How might EasyAnimate slice a 1080p video? Or more specifically what is the frame interval of which the slicing happens? Assuming this is the memory requirements for resolutions lower than 1080p.
Est: 144 Frame 1920x1080: 64-80GB?
Is it possible to further lower the memory usage of the model? What is the bottleneck here? The VAE? The DIT? Can we quantize them?
Is it possible to run the model on multiple GPUs? Have you guys implemented something like device_map from accelerate to do model parallelism?
In Open-Sora-Plan v1.1 technical report they had to reduce the number of 3DConv to handle longer videos during DIT training? Meaning they had to also train the encoder but not the decoder? Why EasyAnimate doesn't need to unfreeze the encoder and can still train normally?
CV-VAE uses SD2.1's VAE which has z=4 latent, and they are encountering losing specific details. They plan to train the SD3's VAE which has z=16, to solve this problem? Does EasyAnimate suffer the same problem? How does it solve this?
For Video Captioning, what about using dense captions? For example the ShareCaptioner model does a very good job on dense video captioning. Assuming Adaln is only viable for a set of classes, but you are using cross-attention to condition the data, shouldn’t dense captions help in this case?

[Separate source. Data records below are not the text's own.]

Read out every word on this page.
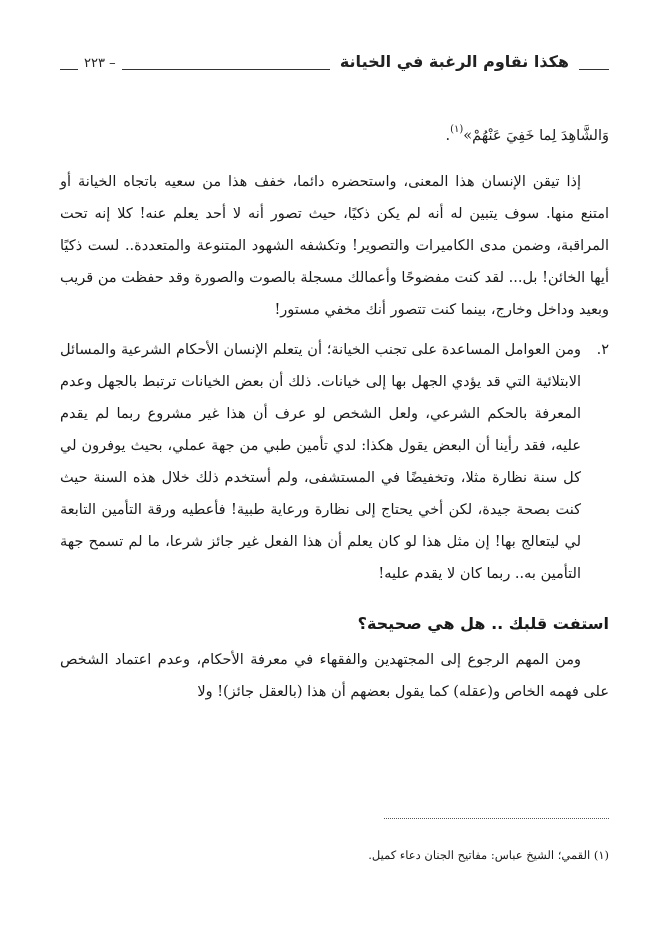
هكذا نقاوم الرغبة في الخيانة
– ٢٢٣

وَالشَّاهِدَ لِما خَفِيَ عَنْهُمْ»$^{(١)}$.

إذا تيقن الإنسان هذا المعنى، واستحضره دائما، خفف هذا من سعيه باتجاه الخيانة أو امتنع منها. سوف يتبين له أنه لم يكن ذكيًا، حيث تصور أنه لا أحد يعلم عنه! كلا إنه تحت المراقبة، وضمن مدى الكاميرات والتصوير! وتكشفه الشهود المتنوعة والمتعددة.. لست ذكيًا أيها الخائن! بل... لقد كنت مفضوحًا وأعمالك مسجلة بالصوت والصورة وقد حفظت من قريب وبعيد وداخل وخارج، بينما كنت تتصور أنك مخفي مستور!

٢.

ومن العوامل المساعدة على تجنب الخيانة؛ أن يتعلم الإنسان الأحكام الشرعية والمسائل الابتلائية التي قد يؤدي الجهل بها إلى خيانات. ذلك أن بعض الخيانات ترتبط بالجهل وعدم المعرفة بالحكم الشرعي، ولعل الشخص لو عرف أن هذا غير مشروع ربما لم يقدم عليه، فقد رأينا أن البعض يقول هكذا: لدي تأمين طبي من جهة عملي، بحيث يوفرون لي كل سنة نظارة مثلا، وتخفيضًا في المستشفى، ولم أستخدم ذلك خلال هذه السنة حيث كنت بصحة جيدة، لكن أخي يحتاج إلى نظارة ورعاية طبية! فأعطيه ورقة التأمين التابعة لي ليتعالج بها! إن مثل هذا لو كان يعلم أن هذا الفعل غير جائز شرعا، ما لم تسمح جهة التأمين به.. ربما كان لا يقدم عليه!

استفت قلبك .. هل هي صحيحة؟

ومن المهم الرجوع إلى المجتهدين والفقهاء في معرفة الأحكام، وعدم اعتماد الشخص على فهمه الخاص و(عقله) كما يقول بعضهم أن هذا (بالعقل جائز)! ولا

(١) القمي؛ الشيخ عباس: مفاتيح الجنان دعاء كميل.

Also because the VAE is slicing the video frames to encode them, is it possible to do frame interpolation? Image to video works, is it also possible to do middle/end frame extension? Or even connecting different videos?
For context, I want to train or use parts of the architecture to train on animation data
First, we recommend reading our paper on arXiv, especially the 'Slice VAE' section.
Our current higher priority is to improve the quality of our generated videos: consistency, action continuity, prompt control, etc. The efficiency of inference will be developed afterwards.
We haven't tried model parallelism ourselves, but it is definitely feasible.
We first trained our own Slice VAE.
We have tried increasing the dimension of the channels, but the number of parameters increases significantly; this might be a way to improve performance.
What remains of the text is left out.